Brazier pointed out that outstanding car loans, credit card balance transfers and personal loans have increased by 10% over the past year, at the same time as household incomes have risen by just 1.5%.
He said: “The spiral continues, and borrowers rack up more and more debt. Lending standards can go from responsible to reckless very quickly. The sorry fact is that as lenders think the risks they face are falling, the risks they – and the wider economy – face are actually growing.”
Terms and conditions on credit cards and personal loans have become easier, and lenders’ own assessments of the risks inherent in those loans have fallen. However, credit scores of new borrowers are lower than they were two years ago.
Brazier also said that lenders have been the lucky beneficiaries of the benign way the economy has evolved and may not be taking sufficient account of how more difficult economic conditions could affect borrowers’ ability to repay.
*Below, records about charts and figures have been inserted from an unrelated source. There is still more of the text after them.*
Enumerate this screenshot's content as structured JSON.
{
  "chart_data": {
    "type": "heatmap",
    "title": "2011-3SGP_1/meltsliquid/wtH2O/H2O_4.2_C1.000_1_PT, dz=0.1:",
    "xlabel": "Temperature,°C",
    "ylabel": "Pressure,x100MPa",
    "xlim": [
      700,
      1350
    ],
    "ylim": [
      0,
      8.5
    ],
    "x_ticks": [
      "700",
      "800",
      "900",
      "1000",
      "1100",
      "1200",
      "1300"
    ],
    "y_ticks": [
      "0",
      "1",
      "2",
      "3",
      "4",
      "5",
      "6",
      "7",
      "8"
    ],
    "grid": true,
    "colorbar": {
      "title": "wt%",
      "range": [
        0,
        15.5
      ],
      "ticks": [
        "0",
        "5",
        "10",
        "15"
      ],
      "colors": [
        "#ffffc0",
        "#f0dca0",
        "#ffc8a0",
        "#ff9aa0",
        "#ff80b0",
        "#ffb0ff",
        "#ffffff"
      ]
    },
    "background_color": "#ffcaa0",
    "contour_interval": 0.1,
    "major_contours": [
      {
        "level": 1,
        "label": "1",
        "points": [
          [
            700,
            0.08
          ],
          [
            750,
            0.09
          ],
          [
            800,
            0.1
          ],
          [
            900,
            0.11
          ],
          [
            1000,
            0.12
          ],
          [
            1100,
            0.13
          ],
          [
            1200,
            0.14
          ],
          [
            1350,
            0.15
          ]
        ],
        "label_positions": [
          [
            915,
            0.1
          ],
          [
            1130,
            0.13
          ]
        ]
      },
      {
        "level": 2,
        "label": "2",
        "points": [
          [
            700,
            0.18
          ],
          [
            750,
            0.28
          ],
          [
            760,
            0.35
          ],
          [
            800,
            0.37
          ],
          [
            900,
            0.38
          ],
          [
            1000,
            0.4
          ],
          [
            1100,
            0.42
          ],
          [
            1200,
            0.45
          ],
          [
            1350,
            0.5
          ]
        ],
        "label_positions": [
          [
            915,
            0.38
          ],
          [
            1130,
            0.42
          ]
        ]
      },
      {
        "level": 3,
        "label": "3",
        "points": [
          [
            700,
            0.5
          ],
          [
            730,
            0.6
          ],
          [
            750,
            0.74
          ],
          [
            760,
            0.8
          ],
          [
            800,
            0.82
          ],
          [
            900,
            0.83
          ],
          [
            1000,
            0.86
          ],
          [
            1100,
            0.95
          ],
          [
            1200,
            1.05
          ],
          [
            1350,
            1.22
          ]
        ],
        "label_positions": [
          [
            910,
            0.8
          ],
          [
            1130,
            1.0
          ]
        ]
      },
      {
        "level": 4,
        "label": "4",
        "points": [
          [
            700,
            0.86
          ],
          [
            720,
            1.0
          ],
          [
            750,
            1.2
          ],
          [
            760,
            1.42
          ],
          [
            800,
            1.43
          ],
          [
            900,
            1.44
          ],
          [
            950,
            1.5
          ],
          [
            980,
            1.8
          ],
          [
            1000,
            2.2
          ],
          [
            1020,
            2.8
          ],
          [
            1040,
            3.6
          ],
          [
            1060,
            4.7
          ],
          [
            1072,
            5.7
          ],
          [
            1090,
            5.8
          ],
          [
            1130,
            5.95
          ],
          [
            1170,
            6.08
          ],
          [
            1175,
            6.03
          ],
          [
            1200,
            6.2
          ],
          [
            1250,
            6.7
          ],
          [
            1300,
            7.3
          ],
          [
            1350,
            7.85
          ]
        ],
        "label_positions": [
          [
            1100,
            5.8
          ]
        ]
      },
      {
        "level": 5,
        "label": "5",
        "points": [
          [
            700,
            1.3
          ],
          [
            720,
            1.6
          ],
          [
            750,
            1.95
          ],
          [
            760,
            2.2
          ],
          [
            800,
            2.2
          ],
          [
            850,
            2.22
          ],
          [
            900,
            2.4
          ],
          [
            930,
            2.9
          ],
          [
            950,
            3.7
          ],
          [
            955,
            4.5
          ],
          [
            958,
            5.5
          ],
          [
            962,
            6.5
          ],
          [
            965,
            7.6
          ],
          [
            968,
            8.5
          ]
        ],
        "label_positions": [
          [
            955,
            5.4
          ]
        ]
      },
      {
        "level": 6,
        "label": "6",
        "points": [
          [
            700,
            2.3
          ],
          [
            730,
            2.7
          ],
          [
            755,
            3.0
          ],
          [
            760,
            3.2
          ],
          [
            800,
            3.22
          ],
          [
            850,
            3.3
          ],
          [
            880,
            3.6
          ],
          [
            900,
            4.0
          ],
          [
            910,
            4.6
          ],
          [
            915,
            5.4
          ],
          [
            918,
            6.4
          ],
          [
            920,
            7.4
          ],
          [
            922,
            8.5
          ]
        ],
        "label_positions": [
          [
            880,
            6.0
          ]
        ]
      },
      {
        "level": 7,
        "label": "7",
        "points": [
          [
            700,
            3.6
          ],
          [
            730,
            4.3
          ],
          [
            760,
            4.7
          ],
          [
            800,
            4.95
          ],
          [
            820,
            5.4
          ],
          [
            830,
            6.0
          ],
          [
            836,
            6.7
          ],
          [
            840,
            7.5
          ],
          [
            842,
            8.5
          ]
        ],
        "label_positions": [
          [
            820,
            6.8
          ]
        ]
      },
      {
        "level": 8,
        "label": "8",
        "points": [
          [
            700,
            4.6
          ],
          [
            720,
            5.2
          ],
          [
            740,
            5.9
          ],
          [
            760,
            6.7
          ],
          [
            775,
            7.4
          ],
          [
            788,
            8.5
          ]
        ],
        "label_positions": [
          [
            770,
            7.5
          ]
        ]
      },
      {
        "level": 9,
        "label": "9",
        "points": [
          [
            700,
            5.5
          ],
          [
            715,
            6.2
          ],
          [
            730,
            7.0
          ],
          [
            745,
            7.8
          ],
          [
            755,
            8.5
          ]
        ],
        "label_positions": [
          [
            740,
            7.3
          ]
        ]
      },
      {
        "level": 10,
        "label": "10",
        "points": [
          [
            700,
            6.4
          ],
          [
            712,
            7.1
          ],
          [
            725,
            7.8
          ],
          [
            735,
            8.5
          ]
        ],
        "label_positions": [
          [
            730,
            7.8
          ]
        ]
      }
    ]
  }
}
He highlighted in particular the growth of car finance. Personal Contract Purchase (PCP) plans now finance almost four in five new car purchases, having accounted for one in five in 2006. Arrears rates are lower than on other forms of consumer credit, but there may still be risks for the banks and car companies associated with arrears.
He said the Bank of England is therefore putting defence lines into the system to guard against the spiral of complacency by lenders and to protect the wider economy. He said that these defence lines “do not eliminate the risks that borrowers and lenders take on when entering into a loan” but that they “safeguard” everyone else – the wider economy – from collateral damage. “They mean there’s every prospect that we can make the economy a safer place than it has been in the past and that we can stop watching endless repeats of Debt Strikes Back,” he said.
These ‘defence lines’ are likely to involve banks setting aside more capital to protect themselves in the event of future economic shocks, but Brazier said that more details would be available in September, after the Bank had completed its analysis.
The Bank of England’s concerns are supported by recent analysis from MoneySuperMarket’s Smart Search tool from January 2015 – March 2017, which found that more than one in four (28%) wanted to borrow an amount equal to at least half of their annual income. Almost 10% of personal loan enquiries are from people hoping to borrow more than their annual income.